Il est donc essentiel pour l’Homme, « sans champignon, la vie ne se manifesterait que sous forme de bactéries. Nous n’aurions pas de quoi manger, pas de quoi respirer ou alors difficilement… Notre planète n’aurait rien à voir avec ce qu’elle est aujourd’hui si les champignons n’étaient pas là. Sans eux, l’Homme ne serait pas là. »
Et il découvre que les champignons peuvent avoir des pouvoirs extraordinaires. « Certains sont capables de se développer dans le corps d’un insecte pour l’emmener là où il pourra fructifier, d’autres ont pris possession d’un robot et ont appris à se mouvoir… , énumère Guillaume E. Lopez. Cela donne des perspectives intéressantes d’autant qu’on estime la diversité fongique autour de 6 millions d’espèces et on n’en connaît que 200 000, c’est ridicule ! »
Un champ des possibles dans lequel Guillaume E. Lopez s’est donc plongé. En 2021, il ouvre sa société Provivant avec un leitmotiv : « Santé des consommateurs, santé des écosystèmes, santé des producteurs ». Il y commercialise des compléments alimentaires à base de… champignons.
En parallèle, il se lance sur les réseaux sociaux sous le pseudo zenno.nature. « J’ai une âme de pédagogue, c’était important pour moi de partager, de créer une communauté afin d’échanger sur notre vision du monde vivant… » Et la magie des réseaux sociaux fait que son compte va « décoller » à la suite d’une vidéo postée en novembre 2022. « Lors d’une balade, je suis tombé sur un Hericium Erinaceus, un champignon qui a le vent en poupe dans les industries de compléments alimentaires, les Japonais l’étudient pour ses propriétés neurostimulantes afin de contrer la maladie d’Alzheimer.

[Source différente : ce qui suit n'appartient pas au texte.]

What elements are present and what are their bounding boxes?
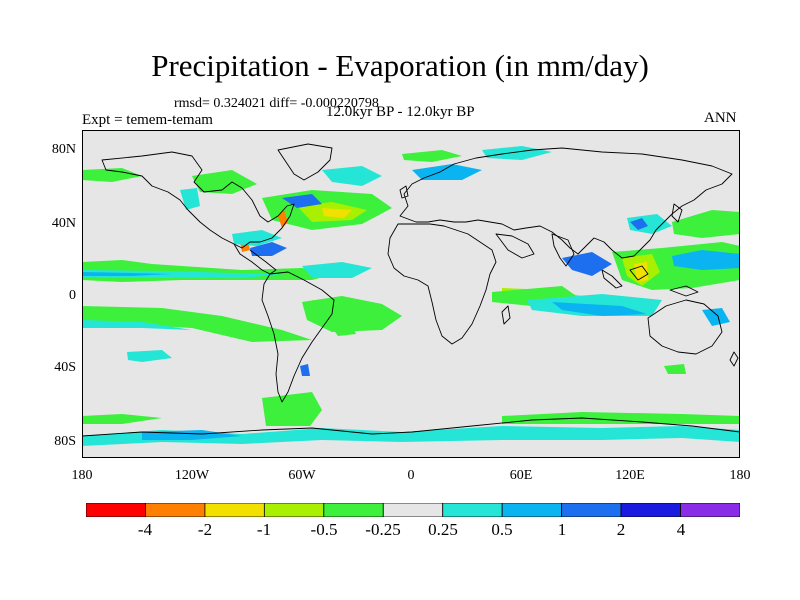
colorbar-swatch-4 [263,503,325,517]
lon-label-120e: 120E [615,468,645,483]
patch-tasman-blue [702,308,730,326]
experiment-label: Expt = temem-temam [82,112,213,128]
patch-nordic-cyan [322,166,382,186]
lat-label-80s: 80S [54,434,76,449]
colorbar-label-1: -4 [137,520,153,539]
colorbar-label-6: 0.25 [428,520,458,539]
patch-argentina-blue [300,364,310,376]
patch-arctic-green [82,168,142,182]
coast-new-guinea [669,285,699,297]
lon-label-60w: 60W [288,468,316,483]
patch-labrador-green [192,170,257,194]
map-title: Precipitation - Evaporation (in mm/day) [151,48,649,83]
coast-africa [387,223,497,345]
patch-west-pacific-green [672,210,740,238]
lon-label-180w: 180 [71,468,93,483]
lon-label-60e: 60E [509,468,533,483]
stats-text: rmsd= 0.324021 diff= -0.000220798 [174,96,379,111]
patch-caribbean-blue [250,242,287,256]
coast-arabia [495,233,535,259]
patch-gulf-stream-yellow [322,208,352,218]
coast-india [551,233,575,267]
colorbar-label-2: -2 [197,520,213,539]
colorbar-swatch-10 [620,503,681,517]
lon-label-180e: 180 [729,468,751,483]
colorbar-label-9: 2 [616,520,626,539]
colorbar-swatch-3 [204,503,265,517]
colorbar-label-5: -0.25 [365,520,401,539]
lat-label-40s: 40S [54,360,76,375]
colorbar-label-8: 1 [557,520,567,539]
colorbar-swatch-11 [680,503,740,517]
coast-borneo [629,265,649,281]
season-label: ANN [704,110,737,126]
coast-north-america [101,151,295,249]
map-background [82,130,740,458]
patch-south-pacific-band [82,306,312,342]
lat-label-0: 0 [69,288,76,303]
coast-eurasia [399,147,733,259]
patch-east-pacific-green [302,296,402,332]
map-panel [82,130,740,458]
patch-pacific-north-blue [82,272,172,276]
colorbar-label-4: -0.5 [310,520,338,539]
coast-madagascar [501,305,511,325]
colorbar-label-7: 0.5 [491,520,513,539]
coast-uk [399,185,409,199]
patch-indian-ocean-blue [552,302,647,316]
patch-maritime-yellow [634,262,648,282]
coast-greenland [277,143,333,181]
colorbar-label-3: -1 [256,520,272,539]
colorbar [86,503,740,517]
patch-maritime-blue [672,250,740,270]
colorbar-label-10: 4 [676,520,686,539]
colorbar-swatch-7 [442,503,503,517]
patch-southern-ocean-green [262,392,322,426]
colorbar-swatch-1 [86,503,146,517]
colorbar-swatch-9 [561,503,622,517]
patch-caribbean-cyan [232,230,282,246]
patch-atlantic-tropics [302,262,372,278]
coast-new-zealand [729,351,739,367]
patch-indian-blue-north [562,252,612,276]
patch-southern-ocean-band [82,414,162,424]
patch-sw-pacific-cyan [127,350,172,362]
patch-eurasia-north-green [402,150,462,162]
coastlines [82,143,740,437]
patch-southern-ocean-band-2 [502,412,740,424]
lat-label-40n: 40N [51,216,76,231]
lat-label-80n: 80N [51,142,76,157]
patch-antarctic-coast-cyan [82,426,740,446]
lon-label-120w: 120W [174,468,210,483]
coast-south-america [261,271,335,403]
coast-sumatra [601,269,623,289]
colorbar-swatch-8 [501,503,563,517]
patch-south-atlantic-south [328,320,356,336]
map-frame [82,130,740,458]
patch-south-pacific-cyan [82,320,192,330]
period-label: 12.0kyr BP - 12.0kyr BP [326,104,475,120]
patch-australia-green [664,364,686,374]
coast-japan [671,203,683,223]
coast-australia [647,299,723,355]
colorbar-swatch-6 [382,503,444,517]
lon-label-0: 0 [407,468,415,483]
colorbar-swatch-5 [323,503,384,517]
patch-japan-blue [630,218,648,230]
coast-antarctica [82,417,740,437]
colorbar-swatch-2 [145,503,206,517]
patch-labrador-cyan [180,188,200,210]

Il est assez rare en Europe. J’ai donc décidé de montrer ma découverte sur Instagram. » La vidéo cartonne. « C’est finalement cela qui a lancé le compte et je me suis dit à partir de là qu’il fallait que je crée régulièrement du contenu. »
Aujourd’hui, zenno.nature comptabilise plus de 218 000 followers. Un succès qui l’a poussé à écrire son premier livre sur le monde fongique intitulé Le génie méconnu (et discret) des champignons qui vient de sortir en librairie (lire ci-dessous). Son objectif : faire découvrir les pouvoirs extraordinaires des champignons et l’intérêt de l’Homme à s’y pencher !
Les champignons sont partout autour de nous… Mais que savons-nous d’eux ? Chefs d’orchestre de notre écosystème (sans eux, pas de vie sur terre !), « êtres » de réseaux et de résilience, réservoirs de molécules médicinales, ils ne cessent de surprendre et de nous inspirer. Saviez-vous que : les champignons parlent un langage électrique, que grâce à eux le désert peut refleurir, que le mycélium s’apparente à un microprocesseur vivant, qu’ils façonnent en permanence les sols, le climat et même les océans. En un mot : la vie sur Terre. Les champignons nous inspirent dans des domaines aussi variés que l’ingénierie, la logistique, la chimie et la médecine. Entrez dans le monde mystérieux des champignons. avec Guillaume E. Lopez, mycologue et biologiste passionné.
Le génie méconnu (et discret) des champignons, de Guillaume E. Lopez, aux éditions Albin Michel, 240 pages, 17,90 €.